教育活動の影響といたしましては、体育などの授業、運動会などの学校行事、さらには部活動の実施などが制約を受けているものと考えております。このため、体育の授業につきましては、それぞれの学校の状況に応じて学習場所として空き教室や中庭、あるいは近隣の学校などの活用や学習内容の組みかえなどの工夫をしながら、児童生徒の健康の保持増進に努めてまいりたいと考えております。また、部活動等につきましても、近隣の学校との合同練習、指導方法や運動メニューの工夫など、学校の実態に応じて対応してまいります。

いずれにいたしましても、子供たちの学習環境が少しでもよいものとなりますよう、学校ともども努めてまいりたいと考えております。

次に、今回の東日本大震災津波により、いわゆる進学を断念せざるを得なかった生徒等についてでありますが、4月26日現在、各学校等の調査によりますと、4年制大学への進学を断念した生徒が5名、短大、専門学校等への進学を断念した生徒が20名いると報告を受けております。各学校におきましては、それぞれ財団法人学生支援機構や民間団体等による奨学金、こういったものを活用しながら、何とか所期の思いを実現させるべく個別に相談を行っていたところでございますが、学業費用の問題のみならず、家族全体の経済的見通し等を含めて考慮された結果、進路変更をせざるを得ない、こういった生徒が多かったものと報告を受けているところでございます。

〇30番(工藤大輔君)

各般にわたり丁寧な、また、前向きな答弁をいただきまして感謝いたします。

被災地において、また、県内において、いまだ緊急地震速報や余震が続いており、沿岸部では、次なる地震、津波がいつ襲ってくるか不安に駆られています。被災地では、避難を伝達する手段となる防災無線が壊されています。応急的な防災無線の確保等による連絡体制、衛星携帯電話をふやし、停電であっても県庁から市町村、広域振興局を結べる通信手段の確保が求められています。防潮堤が破壊されたことから、避難所、避難経路の見直し、避難所の高台への移転など、地域防災計画の内容の一部に早急な見直しも必要であります。

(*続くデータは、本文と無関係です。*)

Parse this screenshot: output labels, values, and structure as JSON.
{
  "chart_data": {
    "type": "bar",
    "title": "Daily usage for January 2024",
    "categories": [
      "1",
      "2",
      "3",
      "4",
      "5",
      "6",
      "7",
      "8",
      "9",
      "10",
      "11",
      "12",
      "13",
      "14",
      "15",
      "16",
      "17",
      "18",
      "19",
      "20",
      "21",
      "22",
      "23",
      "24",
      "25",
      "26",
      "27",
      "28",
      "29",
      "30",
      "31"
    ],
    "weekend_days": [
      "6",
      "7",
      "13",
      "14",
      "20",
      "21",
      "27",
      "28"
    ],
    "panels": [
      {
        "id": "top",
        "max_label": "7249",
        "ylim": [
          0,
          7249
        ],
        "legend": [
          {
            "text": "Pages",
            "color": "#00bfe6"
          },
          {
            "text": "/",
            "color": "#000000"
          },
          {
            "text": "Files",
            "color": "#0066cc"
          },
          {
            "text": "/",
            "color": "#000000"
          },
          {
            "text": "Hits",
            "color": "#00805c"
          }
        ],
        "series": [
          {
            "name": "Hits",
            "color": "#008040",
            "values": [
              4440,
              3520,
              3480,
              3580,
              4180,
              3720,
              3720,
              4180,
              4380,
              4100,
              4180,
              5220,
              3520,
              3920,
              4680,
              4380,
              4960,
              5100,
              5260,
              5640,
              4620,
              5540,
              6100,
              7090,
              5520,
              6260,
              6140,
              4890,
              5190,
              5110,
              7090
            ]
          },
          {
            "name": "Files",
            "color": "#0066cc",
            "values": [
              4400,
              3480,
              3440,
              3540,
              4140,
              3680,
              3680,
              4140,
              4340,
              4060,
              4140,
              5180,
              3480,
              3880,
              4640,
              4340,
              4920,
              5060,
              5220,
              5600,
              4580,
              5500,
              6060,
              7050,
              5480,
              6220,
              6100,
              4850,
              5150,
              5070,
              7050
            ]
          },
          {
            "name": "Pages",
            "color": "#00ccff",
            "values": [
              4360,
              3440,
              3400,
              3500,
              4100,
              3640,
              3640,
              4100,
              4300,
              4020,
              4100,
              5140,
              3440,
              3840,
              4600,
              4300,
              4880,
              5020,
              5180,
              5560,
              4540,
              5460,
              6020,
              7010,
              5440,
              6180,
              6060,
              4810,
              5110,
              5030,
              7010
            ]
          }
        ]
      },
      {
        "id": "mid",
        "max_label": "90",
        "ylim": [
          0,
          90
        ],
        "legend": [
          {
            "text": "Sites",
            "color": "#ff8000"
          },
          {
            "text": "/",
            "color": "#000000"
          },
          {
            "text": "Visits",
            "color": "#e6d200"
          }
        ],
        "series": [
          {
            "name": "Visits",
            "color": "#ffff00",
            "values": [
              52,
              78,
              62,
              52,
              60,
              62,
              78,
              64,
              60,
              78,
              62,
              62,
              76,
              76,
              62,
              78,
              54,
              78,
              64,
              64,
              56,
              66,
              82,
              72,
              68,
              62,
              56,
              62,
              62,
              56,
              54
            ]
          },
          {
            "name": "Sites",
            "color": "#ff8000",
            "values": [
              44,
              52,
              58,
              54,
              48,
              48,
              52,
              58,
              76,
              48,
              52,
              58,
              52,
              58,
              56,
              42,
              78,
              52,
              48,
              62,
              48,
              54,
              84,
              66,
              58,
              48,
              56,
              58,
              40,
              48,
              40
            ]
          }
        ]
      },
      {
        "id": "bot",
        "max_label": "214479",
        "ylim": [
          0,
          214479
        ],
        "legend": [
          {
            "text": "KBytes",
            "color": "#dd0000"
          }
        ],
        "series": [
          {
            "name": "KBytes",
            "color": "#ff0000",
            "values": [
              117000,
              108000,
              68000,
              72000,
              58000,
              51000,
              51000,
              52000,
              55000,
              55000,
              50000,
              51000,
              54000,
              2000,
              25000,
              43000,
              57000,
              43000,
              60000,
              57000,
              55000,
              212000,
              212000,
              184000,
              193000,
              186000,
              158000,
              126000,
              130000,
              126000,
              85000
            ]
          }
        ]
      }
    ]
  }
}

水産業の中核となるつくり育てる漁業では、養殖施設や漁船の確保において大きな補助を入れての支援策でなければ、壊滅的な被害からの再生は難しいと感じています。市町村の行政機能や医療、福祉など、それぞれの現場の職員も被災住民であり、さらなるマンパワーの補充など対策を講ずるべき課題もあります。

県財政の厳しさがありますが、災害発生に即応するために主要3基金では300億円ほど確保しており、国の制度や被災者の実態を見ながら有効に活用していただきたいと思いますし、先般設置した知事を本部長とする復興本部を中心に、副知事をトップとし、事務部門の中核となる復興局が、緊急的課題と中長期的課題をしっかり分けながら対策となる復興ビジョンを示し、時期を逸しないよう、機動性を持って取り組んでいただきたいというふうに思います。我々としましても、その取り組みを注視しながら、被災地の復興と生活の再建につながるよう、県行政のサポートをしてまいりたいというふうに思います。

以上を申し上げ、質疑といたしたいと思います。